Tome III. Le milieu du siècle (1841-1852)
Avant-propos
Lorsque, le 21 août 1937, mon mari a été emporté par une courte maladie, il laissait inachevé le sixième volume de son Histoire du Peuple Anglais au XIXe siècle, qui devait traiter de la période 1841-1852. Dans ce volume, il travaillait à rejoindre les deux tomes de son Épilogue, parus en 1926 et en 1932, qui vont de 1895 à la Grande Guerre, et qui constituent la conclusion de l'œuvre : il avait tenu à les publier avant les autres, dans la crainte de ne pouvoir mener jusqu'au bout la tâche qu'il s'était assignée.
Ce sixième volume inachevé devait, d'après ses prévisions, paraître l'année suivante. Certains chapitres en étaient entièrement rédigés, tandis qu'étaient rassemblées et classées les notes qui auraient servi à la composition des autres.

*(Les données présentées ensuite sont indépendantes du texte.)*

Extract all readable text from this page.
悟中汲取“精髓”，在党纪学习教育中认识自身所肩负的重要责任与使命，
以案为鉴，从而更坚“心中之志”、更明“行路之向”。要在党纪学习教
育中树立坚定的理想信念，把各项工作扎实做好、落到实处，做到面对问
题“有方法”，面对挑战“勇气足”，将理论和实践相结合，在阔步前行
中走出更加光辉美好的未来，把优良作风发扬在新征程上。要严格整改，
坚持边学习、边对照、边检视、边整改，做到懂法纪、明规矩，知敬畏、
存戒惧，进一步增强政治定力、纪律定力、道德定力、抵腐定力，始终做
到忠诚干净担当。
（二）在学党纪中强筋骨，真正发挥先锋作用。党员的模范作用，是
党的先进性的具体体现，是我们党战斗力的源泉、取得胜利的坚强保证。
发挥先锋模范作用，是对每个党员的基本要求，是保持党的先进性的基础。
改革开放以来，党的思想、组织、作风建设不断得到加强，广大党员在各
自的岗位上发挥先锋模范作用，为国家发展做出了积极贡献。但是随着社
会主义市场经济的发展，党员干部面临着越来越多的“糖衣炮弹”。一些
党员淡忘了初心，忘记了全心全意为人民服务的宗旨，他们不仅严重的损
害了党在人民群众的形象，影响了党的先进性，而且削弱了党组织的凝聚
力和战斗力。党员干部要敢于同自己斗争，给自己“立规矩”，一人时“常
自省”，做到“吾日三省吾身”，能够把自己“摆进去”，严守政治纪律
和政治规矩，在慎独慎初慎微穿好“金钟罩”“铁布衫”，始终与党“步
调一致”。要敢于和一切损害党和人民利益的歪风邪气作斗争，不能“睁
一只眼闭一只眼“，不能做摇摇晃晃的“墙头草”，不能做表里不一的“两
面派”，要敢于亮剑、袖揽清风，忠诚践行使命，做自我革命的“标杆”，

Il parut évident à ses amis et à beaucoup de ses anciens élèves, qu'à défaut de 1' « Histoire » tout entière, telle qu'il l'avait conçue et qu'on ne pouvait songer à achever à sa place, ce volume au moins devait être offert le plus tôt possible au public, français et anglais. Mais la publication exigeait un travail considérable et difficile de révision, de mise en ordre et de rédaction. Son ami, M. Bouglé, tandis qu'il s'occupait lui-même, avec toute l'ardeur de son affection fraternelle, à publier des articles et des cours épars qu'avait écrits mon mari, sous le titre L'Ère des Tyrannies, ainsi qu'à préparer, avec le concours d'anciens élèves, la rédaction de ses leçons à l'École des Sciences Politiques sur L'Histoire du Socialisme, M. Bouglé fut d'accord avec moi pour confier cette mission délicate à M. Vaucher, qui avait travaillé déjà avec mon mari, que mon mari avait en vive affection, et que désignait sa haute compétence des choses anglaises. Il s'agissait, partout où Élie Halévy n'avait pas eu le temps d'exprimer lui-même sa pensée, de parvenir à la saisir exactement d'après le classement des notes et les indications du manuscrit, de la traduire fidèlement sans y mêler de pensée étrangère, et pourtant de la rendre pleinement intelligible et vivante pour le lecteur. C'était un travail à la fois modeste [vi] et périlleux, qui supposait autant de dévouement que de sympathie. Comment M. Vaucher s'en est acquitté, ce n'est pas à moi de le dire : les lecteurs en jugeront. Mais je suis heureuse de pouvoir exprimer ici, au nom de mon mari comme au mien propre, notre dette de profonde gratitude envers lui, comme envers tous ceux qui, avec une si touchante amitié, m'ont aidée à publier de l'œuvre d'Élie Halévy tout ce qui pouvait être sauvé.
Florence Halévy.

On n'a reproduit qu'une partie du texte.